Short Story Preview: Emelia’s Heaven – Gabriela Harding
I emigrated to Canada on the 17th of December 2004, two days after my mother’s birthday.
The morning before my flight I strode down the stony path in the Orthodox graveyard. I like graveyards. They’re quiet and peaceful. In winter, when the tree branches are bare and the ground is too hard for any plants to come to light, you wonder if the dead aren’t lonely. Just imagine, being locked in a cold grave with no one but the grounds’ caretaker for company.
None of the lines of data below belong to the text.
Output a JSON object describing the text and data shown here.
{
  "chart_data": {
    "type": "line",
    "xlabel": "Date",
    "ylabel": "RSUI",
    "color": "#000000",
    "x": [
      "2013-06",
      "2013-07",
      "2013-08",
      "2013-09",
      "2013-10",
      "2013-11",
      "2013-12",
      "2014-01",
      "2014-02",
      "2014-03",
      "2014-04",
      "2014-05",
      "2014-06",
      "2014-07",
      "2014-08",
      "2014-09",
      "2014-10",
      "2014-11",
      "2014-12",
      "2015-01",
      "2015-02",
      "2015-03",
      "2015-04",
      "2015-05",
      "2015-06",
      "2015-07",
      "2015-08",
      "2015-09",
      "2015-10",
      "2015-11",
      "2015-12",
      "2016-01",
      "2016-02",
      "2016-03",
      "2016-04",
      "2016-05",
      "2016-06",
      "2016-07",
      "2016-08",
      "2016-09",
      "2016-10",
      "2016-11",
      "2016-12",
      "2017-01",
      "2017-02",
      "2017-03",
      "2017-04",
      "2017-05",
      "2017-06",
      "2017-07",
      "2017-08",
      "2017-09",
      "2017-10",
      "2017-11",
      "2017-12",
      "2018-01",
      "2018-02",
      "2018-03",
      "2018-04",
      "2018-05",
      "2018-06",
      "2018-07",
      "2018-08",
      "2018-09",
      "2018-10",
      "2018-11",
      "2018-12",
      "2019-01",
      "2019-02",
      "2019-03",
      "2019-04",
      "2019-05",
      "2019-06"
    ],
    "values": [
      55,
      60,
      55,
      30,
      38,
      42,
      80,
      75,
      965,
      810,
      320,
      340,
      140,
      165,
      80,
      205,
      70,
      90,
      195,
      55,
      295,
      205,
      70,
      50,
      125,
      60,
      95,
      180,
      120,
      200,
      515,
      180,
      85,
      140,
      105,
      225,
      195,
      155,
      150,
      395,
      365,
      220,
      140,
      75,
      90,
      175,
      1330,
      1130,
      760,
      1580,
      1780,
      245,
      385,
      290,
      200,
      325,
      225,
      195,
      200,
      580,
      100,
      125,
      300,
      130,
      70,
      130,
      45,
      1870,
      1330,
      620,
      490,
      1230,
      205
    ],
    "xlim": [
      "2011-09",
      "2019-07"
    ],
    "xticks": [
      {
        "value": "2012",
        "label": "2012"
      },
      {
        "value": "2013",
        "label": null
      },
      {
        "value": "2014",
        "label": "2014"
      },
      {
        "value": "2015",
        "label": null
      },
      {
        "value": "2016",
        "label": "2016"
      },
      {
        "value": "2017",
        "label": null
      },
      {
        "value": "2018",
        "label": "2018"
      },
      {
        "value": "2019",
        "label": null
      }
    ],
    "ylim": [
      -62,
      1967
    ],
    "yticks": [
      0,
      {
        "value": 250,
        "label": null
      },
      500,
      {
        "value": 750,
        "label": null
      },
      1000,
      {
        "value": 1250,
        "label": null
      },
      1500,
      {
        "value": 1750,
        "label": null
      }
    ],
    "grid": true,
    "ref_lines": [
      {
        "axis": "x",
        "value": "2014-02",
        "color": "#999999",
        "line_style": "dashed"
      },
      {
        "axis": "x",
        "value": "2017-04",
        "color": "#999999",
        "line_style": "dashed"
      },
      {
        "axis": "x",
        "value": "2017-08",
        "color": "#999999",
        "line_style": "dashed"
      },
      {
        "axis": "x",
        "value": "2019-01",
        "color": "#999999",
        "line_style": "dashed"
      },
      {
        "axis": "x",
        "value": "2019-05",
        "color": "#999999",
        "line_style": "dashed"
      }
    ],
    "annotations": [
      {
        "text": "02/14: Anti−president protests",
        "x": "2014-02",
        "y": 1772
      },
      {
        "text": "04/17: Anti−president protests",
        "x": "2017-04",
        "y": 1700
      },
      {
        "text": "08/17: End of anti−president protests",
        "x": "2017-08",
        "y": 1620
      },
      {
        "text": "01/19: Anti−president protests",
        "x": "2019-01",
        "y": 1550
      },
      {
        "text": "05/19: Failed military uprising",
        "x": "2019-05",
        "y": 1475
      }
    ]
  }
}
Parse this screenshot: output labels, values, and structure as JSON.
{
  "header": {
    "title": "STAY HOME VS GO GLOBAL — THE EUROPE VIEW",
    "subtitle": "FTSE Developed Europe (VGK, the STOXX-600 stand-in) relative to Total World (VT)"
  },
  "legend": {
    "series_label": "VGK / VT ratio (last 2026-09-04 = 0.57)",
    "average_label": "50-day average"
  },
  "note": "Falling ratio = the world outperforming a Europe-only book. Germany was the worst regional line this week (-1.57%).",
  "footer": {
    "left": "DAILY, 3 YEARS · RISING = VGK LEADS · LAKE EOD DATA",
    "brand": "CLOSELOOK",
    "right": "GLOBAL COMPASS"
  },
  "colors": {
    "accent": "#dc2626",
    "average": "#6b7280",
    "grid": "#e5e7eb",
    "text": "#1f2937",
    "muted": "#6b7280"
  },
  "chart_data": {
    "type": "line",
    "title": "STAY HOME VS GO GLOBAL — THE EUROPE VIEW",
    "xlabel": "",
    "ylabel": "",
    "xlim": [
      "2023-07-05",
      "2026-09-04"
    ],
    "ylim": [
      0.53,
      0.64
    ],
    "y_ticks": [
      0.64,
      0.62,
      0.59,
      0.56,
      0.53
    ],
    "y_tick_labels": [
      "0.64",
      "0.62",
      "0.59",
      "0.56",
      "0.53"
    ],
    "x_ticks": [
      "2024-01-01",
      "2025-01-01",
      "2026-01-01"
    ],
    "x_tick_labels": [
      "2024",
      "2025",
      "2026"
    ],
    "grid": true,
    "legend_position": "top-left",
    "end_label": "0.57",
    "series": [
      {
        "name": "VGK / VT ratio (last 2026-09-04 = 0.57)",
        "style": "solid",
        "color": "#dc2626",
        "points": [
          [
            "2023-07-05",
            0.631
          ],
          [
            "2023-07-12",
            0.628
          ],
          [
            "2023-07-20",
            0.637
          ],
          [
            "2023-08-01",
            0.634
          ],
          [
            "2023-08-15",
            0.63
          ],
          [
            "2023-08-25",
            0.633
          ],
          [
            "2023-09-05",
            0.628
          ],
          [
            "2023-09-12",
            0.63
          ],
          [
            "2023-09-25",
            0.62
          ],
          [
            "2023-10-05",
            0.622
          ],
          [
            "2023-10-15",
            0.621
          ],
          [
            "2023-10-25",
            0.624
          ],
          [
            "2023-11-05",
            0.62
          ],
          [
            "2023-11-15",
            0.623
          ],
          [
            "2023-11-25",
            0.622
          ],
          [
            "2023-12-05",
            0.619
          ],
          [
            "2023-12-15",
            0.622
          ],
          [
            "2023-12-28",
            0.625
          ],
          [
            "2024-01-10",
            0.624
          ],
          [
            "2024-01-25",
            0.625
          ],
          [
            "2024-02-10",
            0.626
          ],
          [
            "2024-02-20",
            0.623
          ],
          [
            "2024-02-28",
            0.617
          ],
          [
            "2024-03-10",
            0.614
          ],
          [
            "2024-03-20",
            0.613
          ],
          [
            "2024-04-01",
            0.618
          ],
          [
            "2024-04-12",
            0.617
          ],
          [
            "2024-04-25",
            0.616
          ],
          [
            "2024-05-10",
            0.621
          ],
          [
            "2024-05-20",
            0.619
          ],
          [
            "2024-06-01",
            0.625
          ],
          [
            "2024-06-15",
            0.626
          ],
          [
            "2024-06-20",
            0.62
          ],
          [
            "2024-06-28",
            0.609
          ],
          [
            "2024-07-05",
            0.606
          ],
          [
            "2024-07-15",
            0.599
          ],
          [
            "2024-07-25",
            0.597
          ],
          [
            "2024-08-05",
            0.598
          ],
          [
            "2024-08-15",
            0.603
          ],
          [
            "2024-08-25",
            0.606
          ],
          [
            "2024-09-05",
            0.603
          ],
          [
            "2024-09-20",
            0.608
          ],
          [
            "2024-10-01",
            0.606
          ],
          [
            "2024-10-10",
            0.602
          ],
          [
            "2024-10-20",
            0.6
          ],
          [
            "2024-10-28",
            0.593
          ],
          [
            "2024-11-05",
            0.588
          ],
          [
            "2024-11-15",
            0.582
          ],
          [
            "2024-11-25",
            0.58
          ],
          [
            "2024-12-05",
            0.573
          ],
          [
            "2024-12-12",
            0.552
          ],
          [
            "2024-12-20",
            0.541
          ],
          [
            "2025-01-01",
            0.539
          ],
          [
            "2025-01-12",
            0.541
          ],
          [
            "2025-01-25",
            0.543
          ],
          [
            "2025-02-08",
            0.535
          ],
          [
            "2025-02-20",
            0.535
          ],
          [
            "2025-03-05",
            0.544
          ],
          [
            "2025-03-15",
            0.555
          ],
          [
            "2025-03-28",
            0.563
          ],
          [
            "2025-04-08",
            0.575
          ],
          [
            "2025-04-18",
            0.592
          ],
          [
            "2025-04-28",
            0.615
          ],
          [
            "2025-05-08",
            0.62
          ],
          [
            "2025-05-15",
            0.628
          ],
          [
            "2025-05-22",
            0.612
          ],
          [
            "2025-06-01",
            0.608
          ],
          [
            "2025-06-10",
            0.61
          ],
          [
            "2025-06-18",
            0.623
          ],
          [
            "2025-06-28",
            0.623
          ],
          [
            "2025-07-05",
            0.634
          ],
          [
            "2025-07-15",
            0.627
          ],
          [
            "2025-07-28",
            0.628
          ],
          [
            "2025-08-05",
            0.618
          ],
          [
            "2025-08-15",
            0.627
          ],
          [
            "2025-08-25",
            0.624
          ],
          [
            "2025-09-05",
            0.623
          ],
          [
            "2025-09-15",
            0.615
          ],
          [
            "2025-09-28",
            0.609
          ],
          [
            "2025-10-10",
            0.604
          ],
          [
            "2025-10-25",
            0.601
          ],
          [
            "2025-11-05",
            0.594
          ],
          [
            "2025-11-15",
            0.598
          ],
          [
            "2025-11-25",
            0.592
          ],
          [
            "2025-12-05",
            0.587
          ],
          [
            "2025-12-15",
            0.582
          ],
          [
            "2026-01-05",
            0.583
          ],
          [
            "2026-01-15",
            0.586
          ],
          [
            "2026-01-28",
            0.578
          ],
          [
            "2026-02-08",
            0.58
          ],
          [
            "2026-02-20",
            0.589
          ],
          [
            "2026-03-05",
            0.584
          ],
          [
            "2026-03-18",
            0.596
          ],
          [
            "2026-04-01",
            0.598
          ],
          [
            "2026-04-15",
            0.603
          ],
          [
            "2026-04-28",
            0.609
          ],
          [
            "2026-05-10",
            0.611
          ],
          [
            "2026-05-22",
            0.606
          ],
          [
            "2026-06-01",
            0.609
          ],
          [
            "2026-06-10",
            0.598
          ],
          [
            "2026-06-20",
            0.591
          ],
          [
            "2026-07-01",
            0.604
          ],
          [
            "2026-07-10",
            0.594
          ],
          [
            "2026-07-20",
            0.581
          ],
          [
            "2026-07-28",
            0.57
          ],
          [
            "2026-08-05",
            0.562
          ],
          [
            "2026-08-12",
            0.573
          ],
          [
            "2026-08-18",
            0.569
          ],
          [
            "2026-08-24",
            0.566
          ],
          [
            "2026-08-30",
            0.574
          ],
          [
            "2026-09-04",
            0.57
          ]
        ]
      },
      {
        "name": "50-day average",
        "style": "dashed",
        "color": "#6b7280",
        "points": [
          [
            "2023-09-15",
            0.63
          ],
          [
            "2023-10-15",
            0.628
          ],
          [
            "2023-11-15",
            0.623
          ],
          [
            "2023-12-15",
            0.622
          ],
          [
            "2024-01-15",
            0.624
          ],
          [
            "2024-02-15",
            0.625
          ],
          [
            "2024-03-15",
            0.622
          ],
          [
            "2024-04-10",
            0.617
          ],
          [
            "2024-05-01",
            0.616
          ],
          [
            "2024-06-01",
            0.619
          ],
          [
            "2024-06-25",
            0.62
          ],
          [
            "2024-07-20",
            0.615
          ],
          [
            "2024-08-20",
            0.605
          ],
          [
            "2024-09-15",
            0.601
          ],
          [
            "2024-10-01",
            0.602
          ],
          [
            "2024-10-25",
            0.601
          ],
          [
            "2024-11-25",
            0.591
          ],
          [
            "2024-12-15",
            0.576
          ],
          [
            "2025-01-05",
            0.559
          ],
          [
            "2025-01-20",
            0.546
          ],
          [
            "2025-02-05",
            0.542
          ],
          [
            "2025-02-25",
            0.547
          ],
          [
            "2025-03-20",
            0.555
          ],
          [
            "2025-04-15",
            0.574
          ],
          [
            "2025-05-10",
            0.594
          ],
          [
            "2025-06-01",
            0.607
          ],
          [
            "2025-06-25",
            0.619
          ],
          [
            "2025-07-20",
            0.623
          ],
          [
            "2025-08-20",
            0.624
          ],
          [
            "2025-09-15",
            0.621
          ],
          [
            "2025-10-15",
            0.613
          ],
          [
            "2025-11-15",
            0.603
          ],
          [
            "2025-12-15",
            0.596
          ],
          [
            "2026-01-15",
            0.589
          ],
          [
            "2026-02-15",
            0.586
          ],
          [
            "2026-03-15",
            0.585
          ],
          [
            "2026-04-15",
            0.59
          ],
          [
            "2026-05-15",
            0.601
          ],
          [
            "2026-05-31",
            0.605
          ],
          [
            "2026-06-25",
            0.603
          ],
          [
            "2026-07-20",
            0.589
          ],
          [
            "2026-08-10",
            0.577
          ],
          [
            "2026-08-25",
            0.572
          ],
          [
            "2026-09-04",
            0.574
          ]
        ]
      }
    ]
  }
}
The man’s half mad and he curses the dead, but there’s one good thing about him: he forgets your face the minute you’re out of sight.
The graveyard was locked, but I slipped a crumpled note into Izidor’s hand and listened as he grumbled something through his teeth. He shuffled his bad leg across the driveway. A moment later, he was rattling a set of rusty keys.
I walked in, breathing the still air, which in the gentler months is fragrant with the scent of lilac and roses. The tombs were all frozen, silenced by the blizzard.
I won’t be here to see them come back to life, I thought, scraping snow from a stone where Mother’s yellow photograph smiled at me from the folds of time. The roses, or the dead.
As a child I used to lie down on my mother’s tomb and try to catch the beating of her heart from inside the mushroom flavoured earth.
“The soul never dies!” I told the guard who grabbed my arm and threw me outside the gate.
“Bugger off,” he yelled. “You sick little brat!”
I lie down between the twin gravestones, Mother’s and Daddy’s.